Very few clients use Bearer Shares anymore, especially with modern banking requirements.
This amendment establishes the prohibition of issuing bearer shares. Every company that has issued bearer shares shall, within One year, (up to July 2018) convert such shares into registered shares and cancel all bearer share certificates issued. Any bearer shares which have not been converted and canceled within this period will be declared null and void. The penalty for not fulfilling this requirement is of US$5,000 for each day of such failure to comply.
- Mandatory Register of Directors
This change will also have relatively little effect on most clients. It is now a legal requirement to keep a Register of Directors and maintain a copy of the Register at the Registered Office. Penalties are provided for non-compliance.
All companies will be required to produce a Register of Directors and a Register of Beneficial Owners, both to be kept at the registered office in Belize and upon a request made by the competent authority, the registered agent shall produce the requested registers within 24 hours of the request.
A company that contravenes the requirement to produce the register of directors is liable to a penalty of USD$25 per each day and for the register of beneficial owners $500 for each day. In both cases, any director who knowingly permits the contravention is liable to a similar penalty.
The existing Belize companies, meaning companies registered prior to the commencement of this Act, will have One year (up to July 2018) to file its register of directors and beneficial owners at the registered office.
- Register of Beneficial Owner
This is one of two major changes and was included to meet OECD requirements. It is required in addition to the Register of Members (Shareholders).
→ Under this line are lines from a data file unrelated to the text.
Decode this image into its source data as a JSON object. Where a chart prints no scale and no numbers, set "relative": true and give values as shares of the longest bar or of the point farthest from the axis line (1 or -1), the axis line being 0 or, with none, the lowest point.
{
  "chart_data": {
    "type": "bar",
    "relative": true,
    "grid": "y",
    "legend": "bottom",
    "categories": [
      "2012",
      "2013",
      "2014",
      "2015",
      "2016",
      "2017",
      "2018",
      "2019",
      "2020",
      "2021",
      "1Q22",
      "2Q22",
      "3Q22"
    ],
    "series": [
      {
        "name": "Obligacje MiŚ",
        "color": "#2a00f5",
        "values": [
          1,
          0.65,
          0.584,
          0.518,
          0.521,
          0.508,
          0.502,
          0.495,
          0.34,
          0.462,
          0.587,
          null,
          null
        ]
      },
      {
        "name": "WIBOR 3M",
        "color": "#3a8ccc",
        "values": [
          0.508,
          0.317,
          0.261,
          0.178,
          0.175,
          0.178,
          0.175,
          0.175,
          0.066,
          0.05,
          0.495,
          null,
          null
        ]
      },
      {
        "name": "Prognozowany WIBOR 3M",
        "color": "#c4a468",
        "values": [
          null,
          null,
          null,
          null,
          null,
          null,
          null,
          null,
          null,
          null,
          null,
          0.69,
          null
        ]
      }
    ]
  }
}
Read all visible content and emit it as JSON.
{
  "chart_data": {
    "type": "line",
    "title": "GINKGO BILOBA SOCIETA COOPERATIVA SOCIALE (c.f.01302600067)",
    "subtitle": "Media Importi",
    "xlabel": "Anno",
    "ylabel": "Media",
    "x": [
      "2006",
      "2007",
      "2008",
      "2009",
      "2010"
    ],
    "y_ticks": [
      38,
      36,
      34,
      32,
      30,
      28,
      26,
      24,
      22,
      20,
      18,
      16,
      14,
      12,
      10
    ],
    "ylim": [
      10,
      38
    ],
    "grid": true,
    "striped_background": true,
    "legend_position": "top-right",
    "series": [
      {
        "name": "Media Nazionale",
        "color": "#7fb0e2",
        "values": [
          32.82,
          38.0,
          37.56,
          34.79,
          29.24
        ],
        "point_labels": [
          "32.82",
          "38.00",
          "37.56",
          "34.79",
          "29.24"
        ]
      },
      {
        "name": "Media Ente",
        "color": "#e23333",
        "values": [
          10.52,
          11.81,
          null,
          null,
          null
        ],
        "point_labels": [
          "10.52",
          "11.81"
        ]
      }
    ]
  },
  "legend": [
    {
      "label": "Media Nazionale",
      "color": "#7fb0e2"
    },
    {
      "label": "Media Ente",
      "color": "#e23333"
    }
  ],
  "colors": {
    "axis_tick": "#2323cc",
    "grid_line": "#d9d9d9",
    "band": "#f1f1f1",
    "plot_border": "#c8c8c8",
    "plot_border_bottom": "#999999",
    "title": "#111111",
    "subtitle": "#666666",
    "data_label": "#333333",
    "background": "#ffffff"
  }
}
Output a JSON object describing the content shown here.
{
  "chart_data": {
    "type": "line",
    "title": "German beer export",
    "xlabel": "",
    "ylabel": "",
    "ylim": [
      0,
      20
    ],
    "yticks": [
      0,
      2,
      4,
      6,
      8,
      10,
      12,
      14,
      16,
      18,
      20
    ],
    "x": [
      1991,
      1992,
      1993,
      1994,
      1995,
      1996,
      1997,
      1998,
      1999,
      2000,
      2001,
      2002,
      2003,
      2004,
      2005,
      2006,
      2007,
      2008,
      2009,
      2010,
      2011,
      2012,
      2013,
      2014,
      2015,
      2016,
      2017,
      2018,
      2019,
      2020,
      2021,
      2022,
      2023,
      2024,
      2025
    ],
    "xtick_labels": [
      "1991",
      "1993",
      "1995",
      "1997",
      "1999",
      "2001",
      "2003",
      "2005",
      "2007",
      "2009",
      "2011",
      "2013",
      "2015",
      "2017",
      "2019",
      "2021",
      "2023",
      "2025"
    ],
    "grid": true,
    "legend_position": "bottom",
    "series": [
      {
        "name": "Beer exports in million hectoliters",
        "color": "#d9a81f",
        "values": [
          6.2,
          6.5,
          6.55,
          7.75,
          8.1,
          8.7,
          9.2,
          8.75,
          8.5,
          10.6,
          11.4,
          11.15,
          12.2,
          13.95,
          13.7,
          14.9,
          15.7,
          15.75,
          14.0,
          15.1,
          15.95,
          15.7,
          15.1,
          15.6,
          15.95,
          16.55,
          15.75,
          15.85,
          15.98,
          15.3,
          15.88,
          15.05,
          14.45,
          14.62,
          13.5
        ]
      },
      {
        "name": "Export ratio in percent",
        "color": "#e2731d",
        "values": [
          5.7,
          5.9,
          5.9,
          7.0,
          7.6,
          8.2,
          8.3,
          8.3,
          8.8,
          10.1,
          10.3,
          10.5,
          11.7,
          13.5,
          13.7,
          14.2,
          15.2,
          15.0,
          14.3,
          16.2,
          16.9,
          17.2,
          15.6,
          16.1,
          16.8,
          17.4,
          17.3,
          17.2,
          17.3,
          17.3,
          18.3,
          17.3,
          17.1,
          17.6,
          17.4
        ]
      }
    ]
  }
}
Unlike many other jurisdictions, this change has been implemented in Belize with a requirement to have this information only at the Registered Office of the company. There is no requirement that it be filed with the government at the Companies Registry.
The law requires that the directors of the company ensure that the information contained in the Register of Beneficial Owners is kept up to date. This may be done either in electronic form or any other form approved by the directors. Very substantial penalties are provided for non-compliance and both the company and the directors would be liable for such penalties.
All entities are obliged to file a Register of Directors as well as a Register of Beneficial Owners, which will remain at the registered office in Belize. Furthermore, in case a competent authority requests it, the registered agent will have to present the registers within 24 hours.
Companies that fail to present the Register of Directors face the possibility of a USD$25 fine per day, while not producing the register of beneficial owners may raise the penalty to $500 per day. Should a director be proved to cause or even allow actively, such actions is liable to similar penalties.
The standing Belize companies – that is, companies already registered before the commencement of this Act – have One year (up to July 2018) to file their register of directors and beneficial owners.
These amendments will apply immediately to all new companies.
As noted previously, existing companies are given a grace period of One Year to bring themselves into compliance.